The main attraction of the festival is Kudamattam (change of colourful umbrellas on mounted elephants) of Thiruvambady and Paramekavu Devaswoms and parading of the pachyderms.
Organizers fear the ban by the forest department, among other new rules, would take away the sheen on this year's edition on April 21. The Wildlife Department recently banned parading of jumbos during festivals between 11 AM to 3.30 PM and also said they should not be paraded more than six hours continuously and at night and should be given rest the next day.
President of Thiruvambady Devaswom, Prof Madhavankutty and Paramekvu Devaswom President, K K Menon said parading of elephants and Kudamattam would be held as usual and the festival would be celebrated in a grand manner. Madhavankutty said the matter has been taken up with Chief Minister Oommen Chandy.
The rules state organizers should keep onlookers at least three metres away from the elephants and ensure they do not touch the animal.
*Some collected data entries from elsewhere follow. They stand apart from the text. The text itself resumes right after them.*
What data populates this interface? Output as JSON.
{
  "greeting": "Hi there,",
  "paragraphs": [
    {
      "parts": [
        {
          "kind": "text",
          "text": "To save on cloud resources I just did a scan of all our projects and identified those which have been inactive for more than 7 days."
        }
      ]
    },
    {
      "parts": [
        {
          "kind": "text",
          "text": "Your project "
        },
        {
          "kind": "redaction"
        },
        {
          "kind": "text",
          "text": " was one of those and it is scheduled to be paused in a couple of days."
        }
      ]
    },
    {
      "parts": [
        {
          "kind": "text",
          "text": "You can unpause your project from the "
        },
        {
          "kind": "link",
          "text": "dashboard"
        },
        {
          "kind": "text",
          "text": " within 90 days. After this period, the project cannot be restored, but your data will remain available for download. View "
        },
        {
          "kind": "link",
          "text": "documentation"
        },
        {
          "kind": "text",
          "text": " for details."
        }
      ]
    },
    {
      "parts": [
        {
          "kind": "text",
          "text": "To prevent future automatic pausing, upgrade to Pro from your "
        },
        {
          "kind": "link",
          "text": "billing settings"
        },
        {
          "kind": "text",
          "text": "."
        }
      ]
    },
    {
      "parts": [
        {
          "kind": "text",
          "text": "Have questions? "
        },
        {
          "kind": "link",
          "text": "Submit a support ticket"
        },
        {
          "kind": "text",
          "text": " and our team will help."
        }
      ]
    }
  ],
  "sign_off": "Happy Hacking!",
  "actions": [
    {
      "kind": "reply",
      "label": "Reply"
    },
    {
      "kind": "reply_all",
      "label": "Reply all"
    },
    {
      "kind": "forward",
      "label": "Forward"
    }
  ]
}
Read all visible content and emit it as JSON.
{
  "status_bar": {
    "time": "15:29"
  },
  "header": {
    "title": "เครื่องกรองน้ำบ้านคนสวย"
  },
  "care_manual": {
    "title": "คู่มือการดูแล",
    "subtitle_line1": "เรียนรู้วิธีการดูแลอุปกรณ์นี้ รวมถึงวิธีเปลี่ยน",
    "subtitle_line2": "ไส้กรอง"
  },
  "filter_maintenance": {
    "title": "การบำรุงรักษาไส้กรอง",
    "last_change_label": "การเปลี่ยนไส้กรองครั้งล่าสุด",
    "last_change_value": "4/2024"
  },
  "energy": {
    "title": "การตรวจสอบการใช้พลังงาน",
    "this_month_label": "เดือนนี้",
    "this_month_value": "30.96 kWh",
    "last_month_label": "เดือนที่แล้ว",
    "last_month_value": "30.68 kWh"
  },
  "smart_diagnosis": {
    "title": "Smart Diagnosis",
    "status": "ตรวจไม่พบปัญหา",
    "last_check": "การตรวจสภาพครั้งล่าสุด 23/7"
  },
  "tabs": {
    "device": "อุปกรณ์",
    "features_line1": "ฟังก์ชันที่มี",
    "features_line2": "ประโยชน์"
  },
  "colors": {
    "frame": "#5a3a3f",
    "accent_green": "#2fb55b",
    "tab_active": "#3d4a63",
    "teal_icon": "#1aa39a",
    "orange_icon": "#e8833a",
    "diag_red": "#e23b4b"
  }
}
Drunk mahouts have also been barred from managing elephants during festivals.
Restriction of jumbo carnivals and not increasing the number of elephants in existing festivals from that fixed earlier have also been suggested.
Thrissur pooram is celebrated every year in the month of Medam (mid-April to mid-May) as per the Malayalam calendar. Legend has it that the Pooram originated in 1798 through a royal edict of the then Raja Rama Varma, popularly known as Shakthan Thampuran, a powerful ruler of the erstwhile princely state of Cochin.
The edict entrusted Paramekkavu and Thiruvambady temples as the main sponsors of the festivities. On April 21 this year, colourful pageants led by caparisoned elephants from temples in and around the city will wind their way to Vadakkumnathan Temple. They will later converge at the sprawling Thekkinkadu maidan before noon where 'elanjithara melam' (drum music in front of "elanji" tree) will be performed in which artistes play drums, pipes and cymbals for hour on end.